Installing Dependencies

# Install base dependencies
uv sync

# Install with optional IR dependencies
uv sync --extra ir

# Install with development dependencies
uv sync --extra dev

# Install everything
uv sync --all-extras

Virtual Environments

Use uv venv to create and manage virtual environments easily.
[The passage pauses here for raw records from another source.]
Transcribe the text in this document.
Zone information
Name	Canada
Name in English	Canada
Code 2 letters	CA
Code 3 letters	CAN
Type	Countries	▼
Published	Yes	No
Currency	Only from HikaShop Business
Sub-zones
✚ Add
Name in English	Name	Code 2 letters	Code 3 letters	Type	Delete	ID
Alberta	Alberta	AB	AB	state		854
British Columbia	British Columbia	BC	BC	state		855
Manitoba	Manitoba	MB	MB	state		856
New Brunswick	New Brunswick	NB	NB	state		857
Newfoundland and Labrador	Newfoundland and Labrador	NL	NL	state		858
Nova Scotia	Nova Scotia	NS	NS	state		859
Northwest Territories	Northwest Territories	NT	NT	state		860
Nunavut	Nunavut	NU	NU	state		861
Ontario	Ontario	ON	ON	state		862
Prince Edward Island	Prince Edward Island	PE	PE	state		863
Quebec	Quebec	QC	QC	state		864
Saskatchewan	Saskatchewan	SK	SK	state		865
This will create a .venv directory in your project folder, which isolates your Python environment.

uv venv
source .venv/bin/activate  # Linux/macOS

Essential Libraries

Core Data Science Stack

Package Description
numpy Fundamental package for numerical computations in Python.
pandas Data manipulation and analysis library, providing data structures like DataFrames.
matplotlib Plotting library for creating static, animated, and interactive visualizations in Python.
scikit-learn Machine learning library for Python, providing simple and efficient tools for data mining
scipy Library for scientific and technical computing, building on NumPy.

Machine Learning and Deep Learning

Package Description
torch PyTorch library for deep learning, providing tensor computations and neural network capabilities.
transformers Hugging Face library for working with transformer models and datasets, particularly in NLP.
datasets Hugging Face library for accessing and processing datasets.
tokenizers Fast tokenizers for NLP preprocessing.
Package Description
pyterrier Python framework for information retrieval experimentation and research.
pyserini Lucene-based toolkit for reproducible information retrieval research.
faiss-cpu Facebook AI Similarity Search library for efficient similarity search and clustering.
sentence-transformers Library for sentence, text and image embeddings using transformer models.

Workflow and Pipeline Management

Package Description
luigi Workflow management system for building complex data pipelines.
wandb Weights & Biases for experiment tracking and model management.

Development and Productivity

Package Description
jupyter Interactive computing environment for notebooks.
tqdm Progress bars for Python loops and iterables.
rich Library for rich text and beautiful formatting in the terminal.